Głos – Tygodnik Nowohucki
- Głos – Tygodnik Nowohucki, logo
- Type: Weekly magazine
- Format: Tabloid
- Owner(s): Graf-Press, sp. z o.o. Kraków
- Publisher: Graf-Press Publishing
- Editor-in-chief: Jan Franczyk
- Founded: 1957
- Language: Polish
- Headquarters: Kraków, Poland
- Circulation: 18,000, four times per month
- Price: zl 1.5
- Website: www.glos-tn.krakow.pl

= Głos – Tygodnik Nowohucki =

The Głos – Tygodnik Nowohucki is a weekly magazine published in Kraków, Poland, focused on regional news concerning the largest and most populous city district of Nowa Huta. It features weekly editorials about politics, economy, culture, history of the city and the arts. Głos (The Voice) is published in color by Graf-Press media group in a tabloid format and sold each Wednesday with the local distribution of 18,000 copies. It can be purchased in kiosks and other commercial outlets for 1.5 zloty. Its main source of revenue is advertising. The editor-in-chief of Głos is Jan Franczyk.

==History==
Between 1957 and 1991, the Głos magazine – established in 1957 – was owned by the Lenin Steelworks (since renamed to Tadeusz Sendzimir Steelworks), now owned by ArcelorMittal. In 1991 the Głos weekly was privatized, and its name changed from Głos Nowej Huty to Głos – Tygodnik Nowohucki. Currently the magazine is no longer subsidized, although the steelworks and the district authorities often purchase up to several pages in order to present their own information and advertise new employment opportunities for thousands of prospective factory workers. Following the collapse of communism the weekly Głos begun publishing articles on religion for the first time. It produced a series of stories on the local Mogiła Abbey, a Gothic monastery of the Cistercians erected in the 13th century in Nowa Huta (formerly, village of Mogiła), which appeared in the years 1998, 1999 and 2000.

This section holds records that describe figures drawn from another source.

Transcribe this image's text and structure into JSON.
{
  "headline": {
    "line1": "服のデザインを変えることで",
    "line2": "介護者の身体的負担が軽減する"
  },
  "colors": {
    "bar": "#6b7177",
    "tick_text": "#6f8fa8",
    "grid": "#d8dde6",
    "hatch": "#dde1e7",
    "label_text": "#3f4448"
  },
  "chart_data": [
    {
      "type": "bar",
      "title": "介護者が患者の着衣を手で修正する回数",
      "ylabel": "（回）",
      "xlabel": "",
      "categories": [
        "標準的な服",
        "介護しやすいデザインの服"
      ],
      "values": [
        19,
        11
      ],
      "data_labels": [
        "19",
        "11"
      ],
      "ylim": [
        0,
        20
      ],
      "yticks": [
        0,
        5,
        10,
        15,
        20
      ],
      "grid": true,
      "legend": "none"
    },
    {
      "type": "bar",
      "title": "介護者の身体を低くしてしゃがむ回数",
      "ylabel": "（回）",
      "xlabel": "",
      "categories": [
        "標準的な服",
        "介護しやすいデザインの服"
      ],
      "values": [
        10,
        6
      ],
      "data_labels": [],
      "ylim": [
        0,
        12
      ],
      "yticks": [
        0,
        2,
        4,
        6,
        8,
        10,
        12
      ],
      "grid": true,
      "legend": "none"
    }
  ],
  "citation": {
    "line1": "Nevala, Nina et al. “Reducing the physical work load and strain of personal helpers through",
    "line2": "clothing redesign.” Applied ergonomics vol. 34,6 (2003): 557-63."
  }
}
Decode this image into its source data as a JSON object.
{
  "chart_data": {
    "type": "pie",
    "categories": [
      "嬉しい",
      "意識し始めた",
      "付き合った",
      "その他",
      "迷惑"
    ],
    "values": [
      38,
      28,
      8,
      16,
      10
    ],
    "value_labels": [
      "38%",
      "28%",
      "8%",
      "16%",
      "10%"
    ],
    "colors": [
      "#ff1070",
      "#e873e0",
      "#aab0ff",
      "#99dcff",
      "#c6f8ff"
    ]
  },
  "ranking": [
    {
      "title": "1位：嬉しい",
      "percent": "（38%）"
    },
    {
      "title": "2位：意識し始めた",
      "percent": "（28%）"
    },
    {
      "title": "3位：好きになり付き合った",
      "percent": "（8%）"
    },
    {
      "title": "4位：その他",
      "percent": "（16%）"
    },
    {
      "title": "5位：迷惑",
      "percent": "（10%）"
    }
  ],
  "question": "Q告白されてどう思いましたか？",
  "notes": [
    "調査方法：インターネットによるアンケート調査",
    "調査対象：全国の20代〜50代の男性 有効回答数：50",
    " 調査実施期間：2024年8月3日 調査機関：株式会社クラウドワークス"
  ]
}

Since 2006 the Głos includes a supplement published for the youth, and co-edited by students from the local high-schools under the direction of Agnieszka Żuchowicz and Tomasz Korczynski. The initiative is part of a program called Equal, connecting 16 secondary schools within the city district, and run by Partnerstwo Inicjatyw Nowohuckich society.